Thursday 11 May 2017

Assessment Methodologies Part 1: Pentesting IOS Applications


Introduction


Over the next few weeks and months, we will be publishing our step by step guides for how we complete certain areas of Penetration Testing.

The guides include an overview document, usually simply called steps, which is a high-level explanation of the steps to follow and is aligned to a checklist. The checklist approach can be very useful in keeping track of specific tasks status when working in a team and divvying up the work, but it also helps you to focus as you work through an assessment in a methodological approach.

This approach is usually aligned to an industry-standard methodology, such as the OWASP Application or Mobile Application testing guide. Although they have been tailored in order to accommodate certain types of assessment, such as red-teaming, black box, grey box or white box testing etc.

Also, to align to a typical expectation of effort needed to complete an assessment, in order to provide consistency when scoping work and submitting costings for proposals.

Each methodology or assessment walkthrough also comes complete with a set of technical notes, which includes the actual syntax to use when performing certain tasks, such as command line, bash scripts, calling python scripts etc.

The entire folder structure is located via an online share, which will allow for the documents to be updated by us.

With regard to information sources included within the documents, they are essentially a mixture of content copied from the internet, other blog pages, tool setup and manual files and some of our own wording.

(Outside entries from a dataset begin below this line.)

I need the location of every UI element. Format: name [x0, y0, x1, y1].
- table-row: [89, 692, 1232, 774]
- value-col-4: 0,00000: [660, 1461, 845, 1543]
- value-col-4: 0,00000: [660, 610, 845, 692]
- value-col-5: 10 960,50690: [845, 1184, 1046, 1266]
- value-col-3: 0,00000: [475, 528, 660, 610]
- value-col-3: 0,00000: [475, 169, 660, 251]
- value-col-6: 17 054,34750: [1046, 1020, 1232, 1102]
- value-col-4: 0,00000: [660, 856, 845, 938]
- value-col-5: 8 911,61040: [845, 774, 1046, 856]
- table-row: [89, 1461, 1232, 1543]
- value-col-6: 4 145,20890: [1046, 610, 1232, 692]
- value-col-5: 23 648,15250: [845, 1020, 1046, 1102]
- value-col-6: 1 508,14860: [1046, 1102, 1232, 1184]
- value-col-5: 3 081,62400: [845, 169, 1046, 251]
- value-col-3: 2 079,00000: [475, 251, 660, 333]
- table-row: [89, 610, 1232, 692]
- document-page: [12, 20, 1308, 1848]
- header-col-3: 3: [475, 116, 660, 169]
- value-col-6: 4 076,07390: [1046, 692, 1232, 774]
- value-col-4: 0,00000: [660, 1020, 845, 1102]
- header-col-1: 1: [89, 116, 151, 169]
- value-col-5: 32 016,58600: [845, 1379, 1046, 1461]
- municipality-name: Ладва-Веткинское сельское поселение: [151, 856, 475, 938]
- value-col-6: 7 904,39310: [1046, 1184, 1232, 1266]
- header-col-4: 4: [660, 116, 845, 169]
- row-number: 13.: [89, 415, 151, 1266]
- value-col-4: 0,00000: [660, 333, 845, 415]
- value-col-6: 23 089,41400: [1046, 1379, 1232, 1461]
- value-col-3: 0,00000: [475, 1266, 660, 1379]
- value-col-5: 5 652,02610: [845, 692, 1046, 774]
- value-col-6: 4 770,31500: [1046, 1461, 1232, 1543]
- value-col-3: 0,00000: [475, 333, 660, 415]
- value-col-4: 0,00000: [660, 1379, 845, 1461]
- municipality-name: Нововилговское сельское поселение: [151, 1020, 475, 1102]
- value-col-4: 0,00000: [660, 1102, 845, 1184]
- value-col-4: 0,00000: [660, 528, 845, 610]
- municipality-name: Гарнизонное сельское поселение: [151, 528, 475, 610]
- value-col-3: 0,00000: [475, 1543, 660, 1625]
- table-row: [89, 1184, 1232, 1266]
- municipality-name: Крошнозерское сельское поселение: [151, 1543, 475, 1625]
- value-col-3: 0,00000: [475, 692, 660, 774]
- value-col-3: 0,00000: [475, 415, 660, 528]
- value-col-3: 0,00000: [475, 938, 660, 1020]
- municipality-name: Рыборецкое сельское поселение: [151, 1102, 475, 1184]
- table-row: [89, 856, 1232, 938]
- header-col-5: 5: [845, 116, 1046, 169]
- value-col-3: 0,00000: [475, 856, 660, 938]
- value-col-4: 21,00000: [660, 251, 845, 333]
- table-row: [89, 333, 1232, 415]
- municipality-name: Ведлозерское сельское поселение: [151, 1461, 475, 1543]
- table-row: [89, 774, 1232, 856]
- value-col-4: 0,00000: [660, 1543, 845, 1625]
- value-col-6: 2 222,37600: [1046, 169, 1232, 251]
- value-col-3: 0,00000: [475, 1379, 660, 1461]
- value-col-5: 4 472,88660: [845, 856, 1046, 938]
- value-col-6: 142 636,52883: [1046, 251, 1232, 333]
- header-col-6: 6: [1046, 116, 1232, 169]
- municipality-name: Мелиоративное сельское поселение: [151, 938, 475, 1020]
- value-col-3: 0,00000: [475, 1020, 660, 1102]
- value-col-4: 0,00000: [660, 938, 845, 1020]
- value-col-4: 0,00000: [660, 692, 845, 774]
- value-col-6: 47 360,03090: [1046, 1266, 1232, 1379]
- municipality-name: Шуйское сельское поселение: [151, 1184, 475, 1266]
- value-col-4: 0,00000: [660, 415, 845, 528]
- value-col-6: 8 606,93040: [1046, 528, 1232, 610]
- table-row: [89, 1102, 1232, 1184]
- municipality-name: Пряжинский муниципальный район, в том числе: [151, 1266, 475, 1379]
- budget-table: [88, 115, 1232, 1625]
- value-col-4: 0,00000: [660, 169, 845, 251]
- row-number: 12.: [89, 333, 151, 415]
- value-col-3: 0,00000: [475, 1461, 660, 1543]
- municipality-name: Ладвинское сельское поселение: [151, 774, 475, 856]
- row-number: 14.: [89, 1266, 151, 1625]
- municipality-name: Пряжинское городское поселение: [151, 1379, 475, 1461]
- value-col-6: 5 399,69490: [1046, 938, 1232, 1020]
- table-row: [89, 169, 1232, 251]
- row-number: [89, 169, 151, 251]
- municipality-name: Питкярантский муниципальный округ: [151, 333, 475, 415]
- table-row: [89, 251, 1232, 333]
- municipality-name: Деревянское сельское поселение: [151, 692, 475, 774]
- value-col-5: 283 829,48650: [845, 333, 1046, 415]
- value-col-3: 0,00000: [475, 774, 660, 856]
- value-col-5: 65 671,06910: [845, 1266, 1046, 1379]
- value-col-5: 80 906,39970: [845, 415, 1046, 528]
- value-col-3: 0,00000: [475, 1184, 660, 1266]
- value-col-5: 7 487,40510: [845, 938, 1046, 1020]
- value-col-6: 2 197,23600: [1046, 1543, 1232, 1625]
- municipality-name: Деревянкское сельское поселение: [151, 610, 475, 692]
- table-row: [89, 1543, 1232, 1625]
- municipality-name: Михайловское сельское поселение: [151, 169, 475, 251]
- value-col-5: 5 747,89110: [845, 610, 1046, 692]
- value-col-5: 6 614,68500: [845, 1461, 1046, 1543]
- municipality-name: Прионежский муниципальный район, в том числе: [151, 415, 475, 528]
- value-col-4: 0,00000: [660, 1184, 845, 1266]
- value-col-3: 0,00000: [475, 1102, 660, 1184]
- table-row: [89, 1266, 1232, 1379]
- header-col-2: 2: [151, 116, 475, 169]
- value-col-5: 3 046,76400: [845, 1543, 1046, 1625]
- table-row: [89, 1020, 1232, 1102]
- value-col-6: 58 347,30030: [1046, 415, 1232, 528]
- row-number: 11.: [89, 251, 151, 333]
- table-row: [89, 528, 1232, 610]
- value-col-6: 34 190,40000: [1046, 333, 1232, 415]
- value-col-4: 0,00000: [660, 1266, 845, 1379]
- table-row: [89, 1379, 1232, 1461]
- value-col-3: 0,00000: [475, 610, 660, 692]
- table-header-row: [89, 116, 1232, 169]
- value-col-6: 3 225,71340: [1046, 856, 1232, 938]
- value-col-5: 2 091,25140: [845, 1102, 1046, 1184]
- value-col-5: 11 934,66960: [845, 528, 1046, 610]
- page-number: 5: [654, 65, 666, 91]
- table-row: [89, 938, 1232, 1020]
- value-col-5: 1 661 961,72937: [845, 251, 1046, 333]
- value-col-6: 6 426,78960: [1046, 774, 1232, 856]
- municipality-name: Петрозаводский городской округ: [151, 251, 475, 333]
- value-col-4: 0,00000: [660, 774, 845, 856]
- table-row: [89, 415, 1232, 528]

Due to this, we are not claiming to own or have copy write over any of the documents, as they are simply a structured collection of information that is usually either freely available on the internet or has been documented in some other format.

We also don't believe in the idea of keeping knowledge of the type of work we do to ourselves, some people in the Profession do still try to do this, which can be extremely frustrating and unhelpful for people entering the industry hoping to pick up skills in order to enhance their own skill set.

Therefore, these document can be freely copied, adapted and used by anyone who thinks they may be of use, without any cost. The idea that by sharing knowledge and information in this way, others can benefit from the know-how in order to apply this when advising clients on how to secure their environment.

Part 1: Pentesting IOS Applications

The first post in this series is a look at how to perform an IOS application assessment on an Apple Iphone, Ipad, Ipod device.

The theory behind the methodology we adopt is that you are looking for design and implementation weaknesses in the application in accordance with industry standard guidelines (OWASP Mobile Application Guidelines)

The security of the device itself is not included in this assessment, as this is a different area of testing (Mobile Device Testing) although, there is an assumption that the application and any data contained may be compromised if a device is stolen or accessed by an attacker.

Therefore, there is a strong emphasis on encryption and authentication, through an application users perspective. To complete an IOS application assessment, you really do need a jailbroken IOS device, there is no getting around it at present and there are no emulators that are up to the Job.

I would suggest a 64-bit iPhone 5s running at least IOS 10.2 - otherwise, you aren't going to be able to assess applications that make use of the more up to date hardware or IOS version.

With regard to prerequisites, you will also need a MAC operating system in order to run the binary analysis and decompilation / code tampering elements.

Do you need to be able to code in C or swift, it would be of huge benefit of course, but altering the code and repackaging the application is a very advanced area, although it's pretty straightforward to remove functionality or amend something, a termed called patching. This can sometimes allow you to bypass a jailbreak detection function or alter SSL cert pinning, all of this is relatively straight forward to do without really knowing much about the code.

The mitigation of this is to obfuscate the code so it can't be decompiled and understood. Realistically, if you have access to decompiled source code and you can recode it, essentially you can do anything you want with it.

The mitigation will be the same, no matter what you can do with the code, it will be to obfuscate it. You can see if the code is ciphered or not without knowing how to write code so you can make the recommendation without knowing how to code just the same as someone who has managed to recompile it.

You will still need to know how to analyse a binary and search through this using strings (looking for hardcoded credentials etc) and how to dump class headers, which may allow you to perform run-time analysis and method hooking to access data in memory or bypass certain features.

This is how certain tools work on a jailbroken device in order to perform jailbreak detection cloaking or cert pinning bypass, such as ssl kill, they hook common classes used by application developers, at runtime.

There is also a need to complete other elements of testing when completing a mobile application assessment if the mobile device interacts with a web service, which most will do.

Therefore elements of a light touch approach to testing the web-based API endpoint - usually via proxying your device through Burp Suite Pro. This is very similar to web application testing, albiet via JSON.

Also, the endpoint application server would need to be included from an infrastructure perspective, which is aligned to the configuration management phase of the OWASP web application testing guide.

These additional elements are usually included in order to provide adequate security assurance of both the mobile application on an end user's device and it's supporting web service and it's supporting infrastructure.